You're being silly

You're being silly

They're not being silly. We're not listening.

It’s so tempting to say things like “stop being silly, stop being silly, that’s enough” to our children, especially when they’re misbehaving in public.

We want people to know that they’re not like this all the time. We’re also so frustrated with them. We want them to behave. We think this is immature. When they’re misbehaving it’s super triggering as well. We don’t want them to behave like that.

It’s rubbing us up the wrong way.

It’s illogical what they’re doing. But if you’re tempted… stop. It is illogical because their brains aren’t full developed. So you being logical and saying you’re being silly isn’t going to help anything. It’s probably going to keep them misbehaving if I’m honest.

Remember all behaviour is communication and your little one is trying to communicate something to you.

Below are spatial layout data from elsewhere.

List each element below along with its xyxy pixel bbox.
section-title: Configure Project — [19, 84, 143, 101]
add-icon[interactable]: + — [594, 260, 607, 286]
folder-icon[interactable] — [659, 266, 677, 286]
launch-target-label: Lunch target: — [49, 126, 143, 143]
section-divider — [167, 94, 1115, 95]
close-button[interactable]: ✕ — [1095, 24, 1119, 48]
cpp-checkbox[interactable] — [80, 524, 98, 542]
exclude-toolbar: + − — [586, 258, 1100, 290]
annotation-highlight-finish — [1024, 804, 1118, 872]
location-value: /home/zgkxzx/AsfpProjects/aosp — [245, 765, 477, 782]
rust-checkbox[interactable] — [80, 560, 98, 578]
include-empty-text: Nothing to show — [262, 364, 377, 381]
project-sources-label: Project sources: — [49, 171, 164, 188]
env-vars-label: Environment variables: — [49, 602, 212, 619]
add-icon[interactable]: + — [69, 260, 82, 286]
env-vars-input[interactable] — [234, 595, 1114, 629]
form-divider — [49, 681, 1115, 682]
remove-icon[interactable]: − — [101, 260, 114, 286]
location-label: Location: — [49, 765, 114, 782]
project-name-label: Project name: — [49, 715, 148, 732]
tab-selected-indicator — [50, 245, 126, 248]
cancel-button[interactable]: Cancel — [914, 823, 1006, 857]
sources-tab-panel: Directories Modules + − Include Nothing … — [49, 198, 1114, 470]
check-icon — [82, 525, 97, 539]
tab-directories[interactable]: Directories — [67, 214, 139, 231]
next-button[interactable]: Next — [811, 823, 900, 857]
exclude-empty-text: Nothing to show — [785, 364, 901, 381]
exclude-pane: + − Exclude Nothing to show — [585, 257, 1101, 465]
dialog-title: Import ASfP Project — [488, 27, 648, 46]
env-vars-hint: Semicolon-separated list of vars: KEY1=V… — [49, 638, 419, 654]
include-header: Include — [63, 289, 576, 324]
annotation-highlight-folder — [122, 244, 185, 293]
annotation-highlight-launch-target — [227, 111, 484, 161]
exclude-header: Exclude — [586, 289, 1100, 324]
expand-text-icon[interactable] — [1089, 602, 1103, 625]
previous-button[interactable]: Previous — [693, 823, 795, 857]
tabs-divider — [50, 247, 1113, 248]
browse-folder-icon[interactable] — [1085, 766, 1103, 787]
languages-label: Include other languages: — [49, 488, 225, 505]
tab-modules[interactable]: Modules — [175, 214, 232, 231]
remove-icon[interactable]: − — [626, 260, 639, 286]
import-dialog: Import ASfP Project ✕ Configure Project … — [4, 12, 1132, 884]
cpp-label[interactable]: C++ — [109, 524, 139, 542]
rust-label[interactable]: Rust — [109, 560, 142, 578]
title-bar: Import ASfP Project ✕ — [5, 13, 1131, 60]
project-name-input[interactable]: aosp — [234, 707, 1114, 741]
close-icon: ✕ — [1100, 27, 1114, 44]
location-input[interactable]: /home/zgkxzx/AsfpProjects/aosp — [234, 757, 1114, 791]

If they’re being silly, you’re refusing to do something. Refusing to follow your instructions it’s probably because they don’t want to do that thing.

There’s something about where you’re at that they don’t want to be in. And sometimes that’s self-preserving. It’s smart of them. Their insides are saying I don’t want to do this, this doesn’t feel safe.

So it’s not fair of us to come in and say you’re being silly. Instead, acknowledge their feelings.

Wow, you don’t want to do this class.
I can se you really don’t want to be in this shop anymore.
You really don’t want Sarah to touch your toys.
Show them that you’re happy to sit with their emotions and that you’re going to support them.
I’m here to help you when you’re ready.
I’ll help you move away.
I’ve nearly finished and then we’re going to leave.

Switch out our shame support. It’s going to make all the difference. You’ve got this.